5) A teoria da interpretação, ligada à função da jurisprudência pensada pelo positivismo jurídico. Para seus defensores, sua função é apenas ―declarativa ou reprodutiva de um direito preexistente, isto é, no conhecimento puramente passivo e contemplativo de um objeto já dado‖ (BOBBIO, 2006, p. 211). Sua tarefa não é criar, mas sim interpretar, vale dizer, compreender o sentido e o alcance da norma dada.
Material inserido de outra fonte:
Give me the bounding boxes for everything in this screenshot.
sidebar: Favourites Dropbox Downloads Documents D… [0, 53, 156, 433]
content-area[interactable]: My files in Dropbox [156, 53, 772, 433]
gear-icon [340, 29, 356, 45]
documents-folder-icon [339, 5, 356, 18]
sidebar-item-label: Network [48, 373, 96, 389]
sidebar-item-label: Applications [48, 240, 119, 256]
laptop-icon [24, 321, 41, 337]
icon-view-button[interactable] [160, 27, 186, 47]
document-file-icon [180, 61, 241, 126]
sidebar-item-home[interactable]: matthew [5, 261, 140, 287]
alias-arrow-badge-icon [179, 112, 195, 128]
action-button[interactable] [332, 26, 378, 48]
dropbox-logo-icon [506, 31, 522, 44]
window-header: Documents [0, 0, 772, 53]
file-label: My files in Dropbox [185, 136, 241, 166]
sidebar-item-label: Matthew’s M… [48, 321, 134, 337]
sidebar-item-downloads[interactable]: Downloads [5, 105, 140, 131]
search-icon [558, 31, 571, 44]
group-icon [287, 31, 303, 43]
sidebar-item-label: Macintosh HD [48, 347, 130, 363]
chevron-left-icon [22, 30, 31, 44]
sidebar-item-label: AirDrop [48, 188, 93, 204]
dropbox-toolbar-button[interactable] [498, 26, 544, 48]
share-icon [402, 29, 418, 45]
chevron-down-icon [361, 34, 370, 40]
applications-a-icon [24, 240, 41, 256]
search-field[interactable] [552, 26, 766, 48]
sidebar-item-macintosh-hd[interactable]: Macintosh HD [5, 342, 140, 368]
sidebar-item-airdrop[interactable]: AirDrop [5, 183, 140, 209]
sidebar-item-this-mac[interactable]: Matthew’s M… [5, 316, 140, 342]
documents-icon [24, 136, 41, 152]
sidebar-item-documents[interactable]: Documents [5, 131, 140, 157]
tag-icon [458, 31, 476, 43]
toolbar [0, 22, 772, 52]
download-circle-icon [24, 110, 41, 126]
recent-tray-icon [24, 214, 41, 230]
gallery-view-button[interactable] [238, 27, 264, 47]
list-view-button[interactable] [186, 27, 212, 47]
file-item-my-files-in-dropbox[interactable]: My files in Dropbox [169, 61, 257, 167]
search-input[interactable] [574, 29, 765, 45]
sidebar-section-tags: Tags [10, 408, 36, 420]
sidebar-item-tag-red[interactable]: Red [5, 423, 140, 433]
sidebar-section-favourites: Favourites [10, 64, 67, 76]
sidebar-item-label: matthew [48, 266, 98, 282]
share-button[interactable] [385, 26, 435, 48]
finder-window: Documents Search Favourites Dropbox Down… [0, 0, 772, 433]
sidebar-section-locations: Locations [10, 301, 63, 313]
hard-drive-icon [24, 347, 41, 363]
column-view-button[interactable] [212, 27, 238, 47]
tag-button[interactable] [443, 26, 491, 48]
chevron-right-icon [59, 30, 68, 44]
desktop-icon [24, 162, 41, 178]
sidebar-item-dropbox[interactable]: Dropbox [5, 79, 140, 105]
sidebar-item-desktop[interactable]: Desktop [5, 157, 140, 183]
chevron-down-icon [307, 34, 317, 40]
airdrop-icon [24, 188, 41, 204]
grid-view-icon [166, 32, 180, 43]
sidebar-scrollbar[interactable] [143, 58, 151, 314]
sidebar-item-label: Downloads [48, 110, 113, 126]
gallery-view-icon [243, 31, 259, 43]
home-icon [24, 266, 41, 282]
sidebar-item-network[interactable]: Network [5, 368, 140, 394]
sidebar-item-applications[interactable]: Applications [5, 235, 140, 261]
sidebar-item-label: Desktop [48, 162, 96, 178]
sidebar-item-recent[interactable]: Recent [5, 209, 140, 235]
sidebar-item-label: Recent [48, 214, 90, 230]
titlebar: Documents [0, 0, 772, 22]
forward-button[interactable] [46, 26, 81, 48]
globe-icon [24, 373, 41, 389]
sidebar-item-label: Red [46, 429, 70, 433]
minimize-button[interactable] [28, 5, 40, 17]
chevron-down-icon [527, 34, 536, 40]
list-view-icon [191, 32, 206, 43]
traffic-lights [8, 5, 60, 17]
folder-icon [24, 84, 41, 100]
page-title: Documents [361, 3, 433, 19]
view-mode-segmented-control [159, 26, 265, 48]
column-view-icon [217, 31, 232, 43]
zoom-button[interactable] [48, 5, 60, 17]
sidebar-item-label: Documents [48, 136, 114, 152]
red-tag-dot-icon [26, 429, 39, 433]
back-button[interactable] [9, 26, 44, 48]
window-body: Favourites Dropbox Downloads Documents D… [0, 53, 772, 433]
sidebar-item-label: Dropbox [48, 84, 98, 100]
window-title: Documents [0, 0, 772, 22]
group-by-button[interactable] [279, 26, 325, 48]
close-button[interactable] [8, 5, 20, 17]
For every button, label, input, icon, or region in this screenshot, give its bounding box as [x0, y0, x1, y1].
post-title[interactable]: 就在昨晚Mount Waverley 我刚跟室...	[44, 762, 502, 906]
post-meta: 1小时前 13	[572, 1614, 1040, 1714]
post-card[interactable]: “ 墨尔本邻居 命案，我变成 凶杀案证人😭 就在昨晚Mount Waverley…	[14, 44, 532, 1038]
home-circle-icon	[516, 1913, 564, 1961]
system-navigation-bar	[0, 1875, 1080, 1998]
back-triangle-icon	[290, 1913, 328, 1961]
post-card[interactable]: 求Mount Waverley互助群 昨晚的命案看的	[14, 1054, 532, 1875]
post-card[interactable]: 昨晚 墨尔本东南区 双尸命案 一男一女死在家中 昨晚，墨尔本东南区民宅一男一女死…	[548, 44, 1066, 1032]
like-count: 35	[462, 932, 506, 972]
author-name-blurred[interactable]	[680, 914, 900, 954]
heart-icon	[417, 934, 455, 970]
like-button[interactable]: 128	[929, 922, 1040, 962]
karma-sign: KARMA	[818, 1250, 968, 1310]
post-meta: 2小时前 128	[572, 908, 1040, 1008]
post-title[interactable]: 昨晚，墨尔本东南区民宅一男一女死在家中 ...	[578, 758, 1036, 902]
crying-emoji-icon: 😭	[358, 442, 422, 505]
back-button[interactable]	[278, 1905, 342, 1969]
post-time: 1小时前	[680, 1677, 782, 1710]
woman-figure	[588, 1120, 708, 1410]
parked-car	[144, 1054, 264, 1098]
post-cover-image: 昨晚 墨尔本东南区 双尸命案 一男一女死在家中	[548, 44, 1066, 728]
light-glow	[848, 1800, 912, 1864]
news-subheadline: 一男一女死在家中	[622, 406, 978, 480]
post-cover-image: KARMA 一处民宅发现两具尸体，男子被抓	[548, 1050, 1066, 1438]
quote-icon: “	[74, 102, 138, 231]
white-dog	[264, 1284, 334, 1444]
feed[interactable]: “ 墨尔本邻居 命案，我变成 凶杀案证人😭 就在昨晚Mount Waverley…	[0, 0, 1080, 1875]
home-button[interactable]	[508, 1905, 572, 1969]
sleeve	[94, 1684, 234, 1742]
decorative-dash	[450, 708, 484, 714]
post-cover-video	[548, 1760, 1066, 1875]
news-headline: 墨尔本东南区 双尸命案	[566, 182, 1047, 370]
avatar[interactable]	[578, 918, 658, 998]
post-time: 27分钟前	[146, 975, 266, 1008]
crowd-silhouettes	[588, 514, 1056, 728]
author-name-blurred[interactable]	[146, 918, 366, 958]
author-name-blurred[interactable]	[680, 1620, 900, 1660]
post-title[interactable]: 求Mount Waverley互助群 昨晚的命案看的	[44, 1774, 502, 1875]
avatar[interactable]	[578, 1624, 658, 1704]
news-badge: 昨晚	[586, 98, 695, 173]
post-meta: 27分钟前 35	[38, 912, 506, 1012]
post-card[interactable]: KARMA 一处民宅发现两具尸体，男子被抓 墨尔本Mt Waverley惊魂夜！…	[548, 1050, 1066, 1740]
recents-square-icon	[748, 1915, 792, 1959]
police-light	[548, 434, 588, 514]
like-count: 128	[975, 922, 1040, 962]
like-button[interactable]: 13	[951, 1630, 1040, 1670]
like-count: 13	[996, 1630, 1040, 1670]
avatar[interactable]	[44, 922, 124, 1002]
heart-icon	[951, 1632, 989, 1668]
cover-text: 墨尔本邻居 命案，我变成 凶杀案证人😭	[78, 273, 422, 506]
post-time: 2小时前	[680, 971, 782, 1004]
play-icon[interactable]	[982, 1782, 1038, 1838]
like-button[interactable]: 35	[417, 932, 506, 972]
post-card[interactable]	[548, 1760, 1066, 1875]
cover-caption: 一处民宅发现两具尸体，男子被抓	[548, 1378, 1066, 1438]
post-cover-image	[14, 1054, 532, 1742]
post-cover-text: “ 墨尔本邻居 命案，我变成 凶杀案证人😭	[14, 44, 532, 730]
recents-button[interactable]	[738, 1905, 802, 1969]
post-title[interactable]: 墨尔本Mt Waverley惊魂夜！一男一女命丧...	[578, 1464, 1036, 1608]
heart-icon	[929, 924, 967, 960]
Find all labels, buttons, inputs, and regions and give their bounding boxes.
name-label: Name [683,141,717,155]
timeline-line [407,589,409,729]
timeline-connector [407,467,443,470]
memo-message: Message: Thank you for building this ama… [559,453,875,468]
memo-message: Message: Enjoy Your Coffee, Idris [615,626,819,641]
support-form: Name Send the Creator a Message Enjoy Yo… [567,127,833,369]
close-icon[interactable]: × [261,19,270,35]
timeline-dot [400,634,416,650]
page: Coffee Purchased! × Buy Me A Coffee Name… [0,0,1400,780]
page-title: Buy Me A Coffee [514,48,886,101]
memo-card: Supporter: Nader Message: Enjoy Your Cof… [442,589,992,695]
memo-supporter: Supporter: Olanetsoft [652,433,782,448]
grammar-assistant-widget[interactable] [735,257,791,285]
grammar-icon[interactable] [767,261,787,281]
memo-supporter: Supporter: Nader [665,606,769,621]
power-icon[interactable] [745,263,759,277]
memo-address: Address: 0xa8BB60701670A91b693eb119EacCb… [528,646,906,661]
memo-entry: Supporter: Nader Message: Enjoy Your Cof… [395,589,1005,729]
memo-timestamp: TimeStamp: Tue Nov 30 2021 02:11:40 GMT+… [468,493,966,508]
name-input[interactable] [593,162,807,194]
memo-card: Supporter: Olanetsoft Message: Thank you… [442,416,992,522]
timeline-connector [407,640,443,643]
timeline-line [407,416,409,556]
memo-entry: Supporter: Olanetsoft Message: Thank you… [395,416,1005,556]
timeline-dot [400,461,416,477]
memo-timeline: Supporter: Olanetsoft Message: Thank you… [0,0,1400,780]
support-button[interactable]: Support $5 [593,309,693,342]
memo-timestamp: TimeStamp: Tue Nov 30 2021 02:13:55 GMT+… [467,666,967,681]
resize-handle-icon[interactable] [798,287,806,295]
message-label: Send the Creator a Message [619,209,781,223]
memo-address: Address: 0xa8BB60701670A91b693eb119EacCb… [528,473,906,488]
1.5.3 O POSITIVISMO JURÍDICO COMO IDEOLOGIA

O positivismo jurídico como ideologia é categoria aqui compreendida como:

[...] expressão do comportamento avaliativo que o homem assume face uma realidade, consistindo num conjunto de juízos de valores relativos a tal realidade, juízos estes fundamentados no sistema de valores acolhido por aquele que o formula, e que têm o escopo de influir sobre tal realidade (BOBBIO, 2006, p. 223).

Assim foi compreendido o positivismo pelos adeptos da Escola da Exegese, acusados de fetichismo em relação à lei, já que tinham por característica não se limitar a aceitar o fato de que, naquele momento, o direito se põe na sociedade deles mediante a lei. Iam além e valoravam positivamente esse fato, considerando a lei como a melhor e única forma boa de criação do direito. Como se vê, não eram apenas intérpretes, mas também admiradores do Código de Napoleão (BOBBIO, 2006 p. 224).